My Lai Villager #5: To survive I lay under my mother's stomach as the ditch filled with blood.

My Lai Villager #4: To protect my daughter I covered her mouth with my breast. I saw my dad walking around and I wanted to call out, Lie down Dad, or you will be shot. But I didn't dare say anything and they shot him. Half his head blew away.

Helicopter Gunner #1: Mr. Thompson was just beside himself. He got on the radio and just said, There's people down here killing civilians. That's when he decided to intervene. He said, We've got to stop this. Are you with me? And we said, Yes. We saw a group of people running toward a bunker. Mr. Thompson calculated they had less than 30 seconds to live. He said, I'm going to go get those people out myself  and if these American soldiers fire on me or the people while I'm getting them out of the bunker, shoot 'em. I remember thinking, How did we get into this?

Squad Leader: I saw these helicopter gunners and they were pointing their guns right at me, and I thought, Oh my God, what are they gonna do?

Helicopter Gunner #1: Three people came out, six people came out, 11 or 12 people came out and Mr. Thompson got on the radio and called his friend, a gunship pilot, and said, Danny, I need a favor.

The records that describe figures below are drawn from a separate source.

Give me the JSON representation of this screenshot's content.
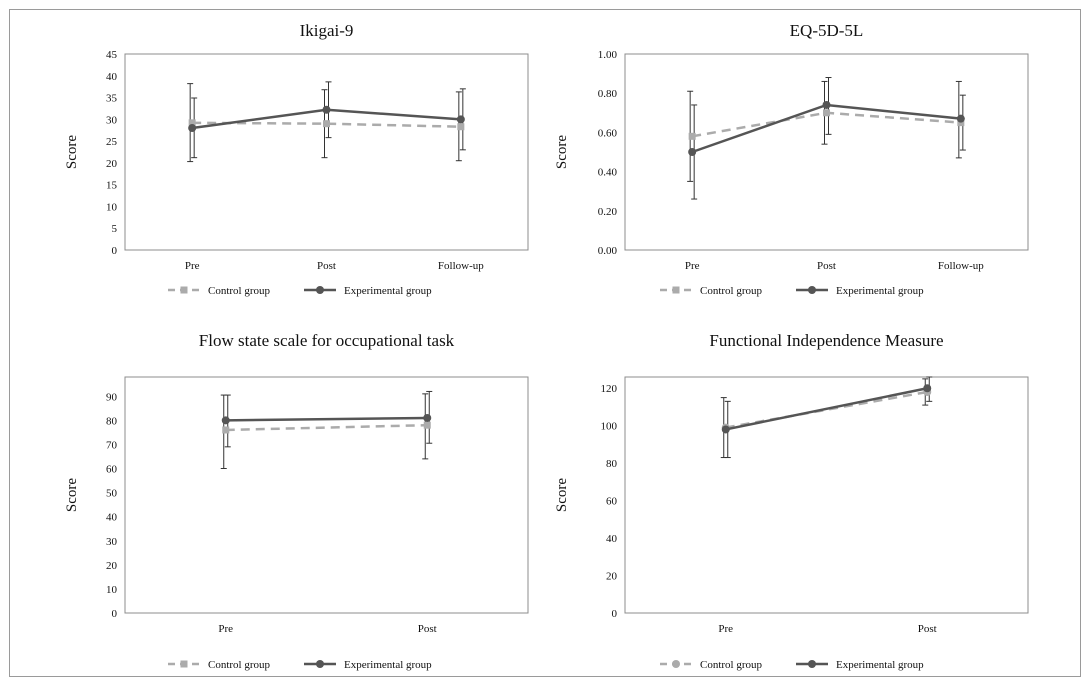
{
  "chart_data": [
    {
      "type": "line",
      "title": "Ikigai-9",
      "ylabel": "Score",
      "categories": [
        "Pre",
        "Post",
        "Follow-up"
      ],
      "ylim": [
        0,
        45
      ],
      "yticks": [
        "0",
        "5",
        "10",
        "15",
        "20",
        "25",
        "30",
        "35",
        "40",
        "45"
      ],
      "series": [
        {
          "name": "Control group",
          "values": [
            29.2,
            29.0,
            28.3
          ],
          "err_low": [
            20.3,
            21.2,
            20.5
          ],
          "err_high": [
            38.2,
            36.8,
            36.3
          ],
          "color": "#ababab",
          "style": "dashed",
          "marker": "square"
        },
        {
          "name": "Experimental group",
          "values": [
            28.0,
            32.2,
            30.0
          ],
          "err_low": [
            21.2,
            25.8,
            23.0
          ],
          "err_high": [
            34.9,
            38.6,
            37.0
          ],
          "color": "#555555",
          "style": "solid",
          "marker": "circle"
        }
      ],
      "legend": "bottom"
    },
    {
      "type": "line",
      "title": "EQ-5D-5L",
      "ylabel": "Score",
      "categories": [
        "Pre",
        "Post",
        "Follow-up"
      ],
      "ylim": [
        0,
        1.0
      ],
      "yticks": [
        "0.00",
        "0.20",
        "0.40",
        "0.60",
        "0.80",
        "1.00"
      ],
      "series": [
        {
          "name": "Control group",
          "values": [
            0.58,
            0.7,
            0.65
          ],
          "err_low": [
            0.35,
            0.54,
            0.47
          ],
          "err_high": [
            0.81,
            0.86,
            0.86
          ],
          "color": "#ababab",
          "style": "dashed",
          "marker": "square"
        },
        {
          "name": "Experimental group",
          "values": [
            0.5,
            0.74,
            0.67
          ],
          "err_low": [
            0.26,
            0.59,
            0.51
          ],
          "err_high": [
            0.74,
            0.88,
            0.79
          ],
          "color": "#555555",
          "style": "solid",
          "marker": "circle"
        }
      ],
      "legend": "bottom"
    },
    {
      "type": "line",
      "title": "Flow state scale for occupational task",
      "ylabel": "Score",
      "categories": [
        "Pre",
        "Post"
      ],
      "ylim": [
        0,
        98
      ],
      "yticks": [
        "0",
        "10",
        "20",
        "30",
        "40",
        "50",
        "60",
        "70",
        "80",
        "90"
      ],
      "yticks_values": [
        0,
        10,
        20,
        30,
        40,
        50,
        60,
        70,
        80,
        90
      ],
      "series": [
        {
          "name": "Control group",
          "values": [
            76.0,
            78.0
          ],
          "err_low": [
            60.0,
            64.0
          ],
          "err_high": [
            90.5,
            91.0
          ],
          "color": "#ababab",
          "style": "dashed",
          "marker": "square"
        },
        {
          "name": "Experimental group",
          "values": [
            80.0,
            81.0
          ],
          "err_low": [
            69.0,
            70.5
          ],
          "err_high": [
            90.5,
            92.0
          ],
          "color": "#555555",
          "style": "solid",
          "marker": "circle"
        }
      ],
      "legend": "bottom"
    },
    {
      "type": "line",
      "title": "Functional Independence Measure",
      "ylabel": "Score",
      "categories": [
        "Pre",
        "Post"
      ],
      "ylim": [
        0,
        126
      ],
      "yticks": [
        "0",
        "20",
        "40",
        "60",
        "80",
        "100",
        "120"
      ],
      "yticks_values": [
        0,
        20,
        40,
        60,
        80,
        100,
        120
      ],
      "series": [
        {
          "name": "Control group",
          "values": [
            99.0,
            118.0
          ],
          "err_low": [
            83.0,
            111.0
          ],
          "err_high": [
            115.0,
            125.0
          ],
          "color": "#ababab",
          "style": "dashed",
          "marker": "circle"
        },
        {
          "name": "Experimental group",
          "values": [
            98.0,
            120.0
          ],
          "err_low": [
            83.0,
            113.0
          ],
          "err_high": [
            113.0,
            126.0
          ],
          "color": "#555555",
          "style": "solid",
          "marker": "circle"
        }
      ],
      "legend": "bottom"
    }
  ]
}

Gunship Pilot: We landed and picked up those people and we never landed in the boonies like that. I don't know why we did it other than those people needed to be out of there. 

Helicopter Gunner #1: We went back to the ditch and I saw some motion down in the ditch. I saw this child move.

My Lai Villager #5: I lifted my head up and saw a helicopter landing at the rice fields. I was really scared. Wasn't sure if they would shoot again. But when I lifted my head, I saw three American soldiers approach. I pretended to be dead. But the Americans, the three of them came down into the ditch and they came and pulled me out. 

Helicopter Gunner #1: We left the boy with a nun at a hospital. We told her, He probably doesn't have any family.

Squad Leader: After a while the order came: Cease fire! Cease fire! You'd hear a couple guns still going off and then they'd stop. And then it was quiet. 

My Lai Villager #3: They left my village in blood and fire.